Comment, en effet, croire Jean Charest quand il nous dit que la crise économique s'en vient, qu'elle nous frappera, qu'il faut d'ores et déjà prendre des mesures budgétaires d'urgence, mais que, par ailleurs, nous pourrons maintenir les mêmes services publics, les mêmes dépenses, sans avoir à augmenter le moindre tarif, que ce soit pour les garderies, l'université ou l'électricité? Y aurait-il une imprimerie à billets dans le sous-sol du ministère des Finances? La fameuse sacoche de Monique Jérôme-Forget serait-elle, en fait, une poche de hockey?

Du côté de l'opposition, Mario Dumont et Pauline Marois ne dérogent pas non plus à la doctrine du déficit zéro, mais ils ont au moins la franchise de dire que cela se fera à un prix: des compressions dans les dépenses de l'État. Mme Marois ne les chiffre pas, elle ne les détaille pas plus, alors que Mario Dumont, lui, parle ouvertement de coupes de deux milliards.

Cette hantise des déficits est malsaine parce qu'elle prive le gouvernement du Québec d'une option fondamentale en gestion publique: la possibilité d'utiliser la marge de crédit les mauvaises années et d'avoir des surplus les bonnes, comme le font les citoyens et les entreprises.

L'équilibre budgétaire à tout prix fausse la donne parce qu'il pousse à des manipulations comptables absurdes et cyniques.

L'important devrait être d'avoir une bonne performance budgétaire à long terme plutôt que de faire des acrobaties pour maintenir un équilibre artificiel à court terme, de budget en budget.

Faire des déficits n'est pas une maladie honteuse. Au contraire, cela témoigne d'une confiance en ses moyens de remonter la pente. Pourvu que l'on considère le déficit comme un outil, comme une marge de crédit, non pas comme une politique budgétaire en soi.
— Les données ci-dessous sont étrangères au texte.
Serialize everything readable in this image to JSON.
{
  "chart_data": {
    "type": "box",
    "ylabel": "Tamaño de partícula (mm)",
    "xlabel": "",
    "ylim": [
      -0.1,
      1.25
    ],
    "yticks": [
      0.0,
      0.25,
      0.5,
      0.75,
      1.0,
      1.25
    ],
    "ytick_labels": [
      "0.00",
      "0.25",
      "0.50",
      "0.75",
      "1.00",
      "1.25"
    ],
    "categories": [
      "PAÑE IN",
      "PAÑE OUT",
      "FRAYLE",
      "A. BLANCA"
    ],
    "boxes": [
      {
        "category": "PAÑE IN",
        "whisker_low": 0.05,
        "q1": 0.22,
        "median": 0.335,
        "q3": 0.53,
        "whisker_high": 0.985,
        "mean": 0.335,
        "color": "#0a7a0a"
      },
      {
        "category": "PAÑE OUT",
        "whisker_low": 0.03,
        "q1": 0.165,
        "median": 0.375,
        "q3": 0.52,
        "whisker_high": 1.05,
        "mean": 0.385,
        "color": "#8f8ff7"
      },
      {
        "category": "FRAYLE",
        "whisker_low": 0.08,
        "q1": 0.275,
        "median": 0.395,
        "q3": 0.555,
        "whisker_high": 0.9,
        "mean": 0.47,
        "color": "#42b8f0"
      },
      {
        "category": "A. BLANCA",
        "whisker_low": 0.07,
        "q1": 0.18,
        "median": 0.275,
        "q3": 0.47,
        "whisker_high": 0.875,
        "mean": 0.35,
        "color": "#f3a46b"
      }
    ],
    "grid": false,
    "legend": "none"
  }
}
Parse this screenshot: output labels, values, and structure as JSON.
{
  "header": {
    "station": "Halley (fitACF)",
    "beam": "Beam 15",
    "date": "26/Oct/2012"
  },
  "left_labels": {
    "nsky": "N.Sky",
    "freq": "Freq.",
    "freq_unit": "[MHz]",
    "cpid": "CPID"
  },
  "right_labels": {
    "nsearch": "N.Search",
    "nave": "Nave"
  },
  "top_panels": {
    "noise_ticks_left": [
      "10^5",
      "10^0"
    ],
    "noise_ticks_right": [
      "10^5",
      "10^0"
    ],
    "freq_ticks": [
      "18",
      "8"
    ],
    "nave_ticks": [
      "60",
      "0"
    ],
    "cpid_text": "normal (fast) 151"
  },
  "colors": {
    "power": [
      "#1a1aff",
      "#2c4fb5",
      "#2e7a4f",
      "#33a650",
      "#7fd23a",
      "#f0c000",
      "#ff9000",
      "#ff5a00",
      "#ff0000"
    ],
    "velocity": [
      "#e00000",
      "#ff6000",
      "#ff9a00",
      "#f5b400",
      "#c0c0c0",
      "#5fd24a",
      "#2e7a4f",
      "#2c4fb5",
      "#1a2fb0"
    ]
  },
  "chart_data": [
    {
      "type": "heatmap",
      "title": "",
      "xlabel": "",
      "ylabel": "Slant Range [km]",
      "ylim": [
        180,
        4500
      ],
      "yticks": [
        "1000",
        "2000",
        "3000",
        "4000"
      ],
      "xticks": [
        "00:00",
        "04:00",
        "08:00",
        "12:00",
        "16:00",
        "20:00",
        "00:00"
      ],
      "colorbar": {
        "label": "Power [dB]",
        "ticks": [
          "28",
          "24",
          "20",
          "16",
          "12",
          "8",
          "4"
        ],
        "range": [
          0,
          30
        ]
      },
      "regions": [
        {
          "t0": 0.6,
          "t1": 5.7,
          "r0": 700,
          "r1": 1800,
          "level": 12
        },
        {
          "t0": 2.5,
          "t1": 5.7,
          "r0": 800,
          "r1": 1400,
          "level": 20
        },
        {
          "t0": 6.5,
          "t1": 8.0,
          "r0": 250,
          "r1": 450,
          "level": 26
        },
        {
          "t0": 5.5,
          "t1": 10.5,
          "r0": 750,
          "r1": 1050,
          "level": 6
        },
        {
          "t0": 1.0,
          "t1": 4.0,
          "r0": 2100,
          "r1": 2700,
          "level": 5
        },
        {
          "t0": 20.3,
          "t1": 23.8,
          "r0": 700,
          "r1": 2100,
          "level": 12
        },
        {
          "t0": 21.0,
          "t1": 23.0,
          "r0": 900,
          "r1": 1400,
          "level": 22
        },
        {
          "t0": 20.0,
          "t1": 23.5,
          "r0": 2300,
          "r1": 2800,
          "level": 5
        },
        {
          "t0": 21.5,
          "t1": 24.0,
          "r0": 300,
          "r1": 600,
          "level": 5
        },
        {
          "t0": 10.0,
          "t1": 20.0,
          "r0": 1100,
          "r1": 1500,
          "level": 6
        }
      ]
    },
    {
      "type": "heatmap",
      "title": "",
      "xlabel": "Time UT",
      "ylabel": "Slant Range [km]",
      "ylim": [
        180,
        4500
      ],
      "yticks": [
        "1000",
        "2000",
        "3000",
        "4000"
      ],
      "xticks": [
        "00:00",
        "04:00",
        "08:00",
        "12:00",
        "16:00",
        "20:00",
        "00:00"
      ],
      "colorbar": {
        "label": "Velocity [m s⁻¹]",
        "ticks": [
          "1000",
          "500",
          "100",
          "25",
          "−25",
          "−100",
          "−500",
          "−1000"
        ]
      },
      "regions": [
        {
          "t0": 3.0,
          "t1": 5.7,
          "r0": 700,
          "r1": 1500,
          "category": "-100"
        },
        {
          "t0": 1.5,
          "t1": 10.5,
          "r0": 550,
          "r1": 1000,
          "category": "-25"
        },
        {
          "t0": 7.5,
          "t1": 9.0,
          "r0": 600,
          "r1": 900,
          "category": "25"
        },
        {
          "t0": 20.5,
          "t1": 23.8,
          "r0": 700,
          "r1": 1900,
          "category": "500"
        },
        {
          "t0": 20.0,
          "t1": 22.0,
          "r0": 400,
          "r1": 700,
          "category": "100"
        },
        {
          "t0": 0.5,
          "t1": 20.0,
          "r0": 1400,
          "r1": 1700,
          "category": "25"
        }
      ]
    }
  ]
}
Chose certaine, les premiers ministres des provinces, réunis aujourd'hui à Ottawa à l'invitation de Stephen Harper, entendront parler du spectre du déficit qui plane au-dessus du gouvernement fédéral. Une réalité qui permettra d'ailleurs à M. Harper de freiner les attentes de ses collègues.

Une telle rencontre au sommet est toujours importante.

Elle l'est, cette fois, encore plus pour Jean Charest, qui interrompt sa campagne électorale quelques heures pour faire valoir les intérêts du Québec.

Les attentes de Jean Charest sont volontairement basses. Il voudra surtout insister sur la nécessité d'un programme d'aide pour le secteur manufacturier.

À Québec, on dit aussi que le fédéral est trop tatillon dans le programme d'infrastructures, qu'il met trop de temps à s'engager, ce qui retarde les projets. Jean Charest passera le message, dit-on.

On laisse de plus entendre que Jean Charest ne sera pas malheureux, dans le contexte électoral, de rappeler que le Québec ne veut rien savoir d'une commission des valeurs mobilières pancanadienne, si Stephen Harper revient avec ce projet.